Cecília
Acordei de manhã e fui até a janela. Durante algum tempo observei as árvores e as pessoas. O tempo estava frio, porém ensolarado. Nunca tinha entendido tal fenômeno, até aquele dia.
No meu quarto havia uma penteadeira. Não era como a de um camarim, mas possuía um grande espelho. Sentei frente ao meu reflexo e o encarei, como o de costume. Resolvi escrever uma carta:
Querida Helena,
Se eu te contasse agora o que estou fazendo, provavelmente você riria. Curiosa? Estou encarando o meu reflexo e olhando para a janela. Você sabe muito bem que esse é meu ritual matinal, mas hoje há uma diferença.

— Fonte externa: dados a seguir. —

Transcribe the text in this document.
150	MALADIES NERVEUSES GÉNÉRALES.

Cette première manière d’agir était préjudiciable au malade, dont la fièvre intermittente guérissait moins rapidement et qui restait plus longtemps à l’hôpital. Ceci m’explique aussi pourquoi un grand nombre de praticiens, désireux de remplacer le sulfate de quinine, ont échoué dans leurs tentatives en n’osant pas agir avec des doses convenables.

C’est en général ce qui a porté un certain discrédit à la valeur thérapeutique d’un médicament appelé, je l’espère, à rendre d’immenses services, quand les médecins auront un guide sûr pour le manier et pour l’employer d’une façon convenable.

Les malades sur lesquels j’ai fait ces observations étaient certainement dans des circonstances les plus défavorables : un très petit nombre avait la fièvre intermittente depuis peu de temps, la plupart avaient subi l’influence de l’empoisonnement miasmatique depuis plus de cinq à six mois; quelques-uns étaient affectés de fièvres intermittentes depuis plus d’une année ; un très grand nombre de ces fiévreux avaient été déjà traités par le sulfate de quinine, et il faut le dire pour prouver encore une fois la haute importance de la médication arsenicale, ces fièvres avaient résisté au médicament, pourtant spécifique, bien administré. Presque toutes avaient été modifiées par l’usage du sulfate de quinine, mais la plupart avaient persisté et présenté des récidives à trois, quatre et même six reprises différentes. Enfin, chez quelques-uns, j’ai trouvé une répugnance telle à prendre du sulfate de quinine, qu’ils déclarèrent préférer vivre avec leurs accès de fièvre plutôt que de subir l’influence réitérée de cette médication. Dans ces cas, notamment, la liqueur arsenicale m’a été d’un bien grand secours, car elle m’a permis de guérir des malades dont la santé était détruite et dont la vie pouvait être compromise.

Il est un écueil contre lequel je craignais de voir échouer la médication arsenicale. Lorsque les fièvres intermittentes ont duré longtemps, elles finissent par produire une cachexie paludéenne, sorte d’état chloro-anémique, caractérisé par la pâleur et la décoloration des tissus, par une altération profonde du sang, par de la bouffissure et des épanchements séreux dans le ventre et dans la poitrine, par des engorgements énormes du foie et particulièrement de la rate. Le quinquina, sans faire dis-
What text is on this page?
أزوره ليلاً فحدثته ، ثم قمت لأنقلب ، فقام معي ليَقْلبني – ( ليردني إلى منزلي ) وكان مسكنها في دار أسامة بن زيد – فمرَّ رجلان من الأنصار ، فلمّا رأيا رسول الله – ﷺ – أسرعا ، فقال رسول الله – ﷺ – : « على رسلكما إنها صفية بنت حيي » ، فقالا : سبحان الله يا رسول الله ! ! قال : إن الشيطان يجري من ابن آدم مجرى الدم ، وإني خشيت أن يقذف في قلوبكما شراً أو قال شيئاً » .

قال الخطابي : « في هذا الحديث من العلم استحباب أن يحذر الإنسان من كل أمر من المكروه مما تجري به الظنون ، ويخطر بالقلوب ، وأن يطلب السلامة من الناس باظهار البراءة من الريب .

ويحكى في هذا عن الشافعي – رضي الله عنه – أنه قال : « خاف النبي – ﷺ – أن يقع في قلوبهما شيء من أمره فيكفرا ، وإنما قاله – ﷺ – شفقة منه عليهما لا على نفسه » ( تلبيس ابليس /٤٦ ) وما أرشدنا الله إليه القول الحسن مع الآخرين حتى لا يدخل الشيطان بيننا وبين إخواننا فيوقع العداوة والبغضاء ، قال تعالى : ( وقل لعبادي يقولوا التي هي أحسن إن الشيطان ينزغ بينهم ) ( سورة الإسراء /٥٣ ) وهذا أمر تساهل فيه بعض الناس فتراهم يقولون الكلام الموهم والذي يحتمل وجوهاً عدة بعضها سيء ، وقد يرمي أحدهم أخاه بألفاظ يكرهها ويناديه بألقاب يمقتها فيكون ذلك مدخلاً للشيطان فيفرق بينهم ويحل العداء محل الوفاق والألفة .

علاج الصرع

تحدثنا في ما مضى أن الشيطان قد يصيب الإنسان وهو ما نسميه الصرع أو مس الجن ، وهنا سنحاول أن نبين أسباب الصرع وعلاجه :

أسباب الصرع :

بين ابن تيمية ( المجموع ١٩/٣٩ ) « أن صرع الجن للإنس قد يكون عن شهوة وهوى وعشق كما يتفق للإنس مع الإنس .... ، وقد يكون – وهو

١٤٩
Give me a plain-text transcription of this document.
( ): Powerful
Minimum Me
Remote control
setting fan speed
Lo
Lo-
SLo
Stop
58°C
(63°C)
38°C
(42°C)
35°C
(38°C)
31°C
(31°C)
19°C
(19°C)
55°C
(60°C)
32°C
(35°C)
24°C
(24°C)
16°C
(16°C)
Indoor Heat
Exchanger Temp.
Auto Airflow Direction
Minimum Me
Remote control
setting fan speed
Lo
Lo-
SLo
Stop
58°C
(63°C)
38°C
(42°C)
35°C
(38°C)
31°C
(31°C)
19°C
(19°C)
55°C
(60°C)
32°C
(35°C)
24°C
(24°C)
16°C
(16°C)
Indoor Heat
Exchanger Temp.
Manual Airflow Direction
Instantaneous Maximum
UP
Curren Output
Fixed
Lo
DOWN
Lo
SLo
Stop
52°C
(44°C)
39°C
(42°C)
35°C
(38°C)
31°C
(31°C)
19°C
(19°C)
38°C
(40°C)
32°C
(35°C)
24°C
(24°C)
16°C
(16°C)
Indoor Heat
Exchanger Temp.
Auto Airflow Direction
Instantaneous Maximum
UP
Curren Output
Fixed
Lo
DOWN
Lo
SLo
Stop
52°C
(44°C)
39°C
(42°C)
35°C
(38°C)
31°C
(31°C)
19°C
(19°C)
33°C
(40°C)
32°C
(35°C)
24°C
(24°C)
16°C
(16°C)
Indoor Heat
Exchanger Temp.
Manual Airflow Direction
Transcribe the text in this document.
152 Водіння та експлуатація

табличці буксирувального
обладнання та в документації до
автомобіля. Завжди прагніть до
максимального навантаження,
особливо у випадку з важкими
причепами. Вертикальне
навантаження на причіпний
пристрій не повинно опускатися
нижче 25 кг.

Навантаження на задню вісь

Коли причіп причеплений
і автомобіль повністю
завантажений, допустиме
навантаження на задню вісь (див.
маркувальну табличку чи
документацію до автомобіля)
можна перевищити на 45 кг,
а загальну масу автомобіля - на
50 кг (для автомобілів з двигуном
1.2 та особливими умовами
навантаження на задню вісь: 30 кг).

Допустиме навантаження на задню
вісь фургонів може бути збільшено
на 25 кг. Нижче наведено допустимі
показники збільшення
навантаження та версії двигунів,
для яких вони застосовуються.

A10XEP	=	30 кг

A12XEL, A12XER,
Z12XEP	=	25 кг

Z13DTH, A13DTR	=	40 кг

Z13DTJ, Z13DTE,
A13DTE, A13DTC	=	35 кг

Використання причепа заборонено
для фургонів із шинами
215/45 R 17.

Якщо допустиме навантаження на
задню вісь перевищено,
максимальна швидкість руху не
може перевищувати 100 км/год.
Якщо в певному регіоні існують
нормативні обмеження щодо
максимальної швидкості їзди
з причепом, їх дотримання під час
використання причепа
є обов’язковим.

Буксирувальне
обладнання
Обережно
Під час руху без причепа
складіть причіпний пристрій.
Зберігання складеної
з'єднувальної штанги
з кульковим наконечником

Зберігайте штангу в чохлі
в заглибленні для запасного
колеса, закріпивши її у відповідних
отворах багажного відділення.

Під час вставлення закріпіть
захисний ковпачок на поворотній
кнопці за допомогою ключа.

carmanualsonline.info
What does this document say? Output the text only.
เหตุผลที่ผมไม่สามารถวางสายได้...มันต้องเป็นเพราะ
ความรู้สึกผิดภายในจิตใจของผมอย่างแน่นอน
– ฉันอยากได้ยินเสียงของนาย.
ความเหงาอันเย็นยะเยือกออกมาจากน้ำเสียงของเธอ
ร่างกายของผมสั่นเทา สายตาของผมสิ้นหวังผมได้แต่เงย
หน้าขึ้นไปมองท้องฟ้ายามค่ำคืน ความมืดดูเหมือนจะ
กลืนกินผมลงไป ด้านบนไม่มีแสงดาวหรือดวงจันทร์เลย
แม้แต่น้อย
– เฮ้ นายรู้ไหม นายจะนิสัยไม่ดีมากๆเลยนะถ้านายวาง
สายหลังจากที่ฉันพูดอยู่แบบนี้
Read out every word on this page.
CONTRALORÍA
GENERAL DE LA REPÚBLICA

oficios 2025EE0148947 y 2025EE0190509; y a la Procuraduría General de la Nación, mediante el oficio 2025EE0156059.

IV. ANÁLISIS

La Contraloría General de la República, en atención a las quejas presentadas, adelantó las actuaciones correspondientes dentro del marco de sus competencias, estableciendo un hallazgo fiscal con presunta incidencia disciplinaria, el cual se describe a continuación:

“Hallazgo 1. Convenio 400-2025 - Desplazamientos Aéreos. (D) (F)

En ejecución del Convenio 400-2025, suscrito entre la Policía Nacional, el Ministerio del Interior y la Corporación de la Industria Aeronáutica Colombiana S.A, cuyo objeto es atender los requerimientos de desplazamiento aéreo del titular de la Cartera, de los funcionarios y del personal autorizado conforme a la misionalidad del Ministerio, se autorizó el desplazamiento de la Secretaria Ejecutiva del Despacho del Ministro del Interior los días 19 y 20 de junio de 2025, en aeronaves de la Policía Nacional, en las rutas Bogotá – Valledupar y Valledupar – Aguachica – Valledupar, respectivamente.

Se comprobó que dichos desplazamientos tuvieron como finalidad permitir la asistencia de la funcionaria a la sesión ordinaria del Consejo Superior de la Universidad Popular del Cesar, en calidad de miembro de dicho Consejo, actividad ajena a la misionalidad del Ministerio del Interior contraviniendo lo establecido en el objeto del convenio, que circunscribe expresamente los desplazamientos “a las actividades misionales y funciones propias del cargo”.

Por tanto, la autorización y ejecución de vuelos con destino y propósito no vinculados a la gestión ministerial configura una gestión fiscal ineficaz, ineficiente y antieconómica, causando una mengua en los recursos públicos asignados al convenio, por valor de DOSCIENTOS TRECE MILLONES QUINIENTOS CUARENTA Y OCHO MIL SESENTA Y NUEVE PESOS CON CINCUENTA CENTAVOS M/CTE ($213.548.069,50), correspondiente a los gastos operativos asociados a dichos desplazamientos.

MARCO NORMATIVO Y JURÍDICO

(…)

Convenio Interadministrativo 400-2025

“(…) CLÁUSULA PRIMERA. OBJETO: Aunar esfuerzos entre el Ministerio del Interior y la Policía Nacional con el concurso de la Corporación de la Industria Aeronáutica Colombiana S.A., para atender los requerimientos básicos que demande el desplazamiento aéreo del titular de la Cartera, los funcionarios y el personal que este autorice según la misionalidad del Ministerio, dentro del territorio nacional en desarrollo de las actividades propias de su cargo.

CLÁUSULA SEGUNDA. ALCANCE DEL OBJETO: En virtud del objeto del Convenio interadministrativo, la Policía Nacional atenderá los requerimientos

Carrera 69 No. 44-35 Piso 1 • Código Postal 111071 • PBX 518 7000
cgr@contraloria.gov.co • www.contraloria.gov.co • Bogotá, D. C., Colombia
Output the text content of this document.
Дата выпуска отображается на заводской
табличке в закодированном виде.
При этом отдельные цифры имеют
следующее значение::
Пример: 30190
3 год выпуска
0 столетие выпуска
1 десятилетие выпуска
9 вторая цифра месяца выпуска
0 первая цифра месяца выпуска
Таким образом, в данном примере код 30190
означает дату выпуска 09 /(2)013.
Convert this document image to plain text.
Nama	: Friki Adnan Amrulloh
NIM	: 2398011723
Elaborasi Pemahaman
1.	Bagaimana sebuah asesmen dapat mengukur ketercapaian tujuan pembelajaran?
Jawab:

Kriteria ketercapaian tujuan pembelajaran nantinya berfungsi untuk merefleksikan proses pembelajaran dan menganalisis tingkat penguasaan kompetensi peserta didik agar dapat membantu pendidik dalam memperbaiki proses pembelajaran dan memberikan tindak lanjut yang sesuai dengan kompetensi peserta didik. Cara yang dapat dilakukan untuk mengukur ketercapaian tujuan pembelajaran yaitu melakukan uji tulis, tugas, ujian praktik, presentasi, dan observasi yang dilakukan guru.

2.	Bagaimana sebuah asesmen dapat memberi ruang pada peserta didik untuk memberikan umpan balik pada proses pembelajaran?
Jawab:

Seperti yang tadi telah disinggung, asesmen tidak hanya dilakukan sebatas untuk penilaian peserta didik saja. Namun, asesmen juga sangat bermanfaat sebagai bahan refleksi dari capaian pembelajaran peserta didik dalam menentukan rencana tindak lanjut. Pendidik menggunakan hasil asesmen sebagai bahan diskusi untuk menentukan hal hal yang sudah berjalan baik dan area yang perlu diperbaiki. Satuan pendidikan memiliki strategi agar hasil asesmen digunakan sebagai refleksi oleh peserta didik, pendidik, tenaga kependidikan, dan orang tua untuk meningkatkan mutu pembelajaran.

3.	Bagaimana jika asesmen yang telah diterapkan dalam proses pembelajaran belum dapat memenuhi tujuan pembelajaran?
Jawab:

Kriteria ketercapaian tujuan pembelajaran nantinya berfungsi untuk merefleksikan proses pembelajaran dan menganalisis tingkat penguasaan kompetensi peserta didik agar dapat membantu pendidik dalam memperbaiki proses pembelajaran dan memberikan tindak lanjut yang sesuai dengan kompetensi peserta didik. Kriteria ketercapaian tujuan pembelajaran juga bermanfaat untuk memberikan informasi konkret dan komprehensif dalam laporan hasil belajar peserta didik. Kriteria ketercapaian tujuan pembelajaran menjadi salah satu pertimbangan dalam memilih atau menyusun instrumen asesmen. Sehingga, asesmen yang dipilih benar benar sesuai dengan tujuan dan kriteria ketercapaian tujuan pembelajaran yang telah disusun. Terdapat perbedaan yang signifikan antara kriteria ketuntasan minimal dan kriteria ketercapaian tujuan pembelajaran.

Eu nunca consegui entender como algo pode ser frio e quente, bonito e feio, inteligente e ignorante ao mesmo tempo. Hoje, pela primeira vez, consigo enxergar a resposta para essa questão que sempre me atormentou. Não posso apresentar teses sobre o assunto, muito menos me fazer de psicóloga platônica juvenil.
A única coisa que posso fazer é contar sobre a minha experiência. Quando olho para a rua vejo as pessoas: felizes, amantes, imorais, sozinhas... Vejo uma diversidade delas. Eu odeio as pessoas, acho que elas são estúpidas e redundantes, mas eu as invejo. Enxergo em sua essência antiquada a felicidade que não tenho.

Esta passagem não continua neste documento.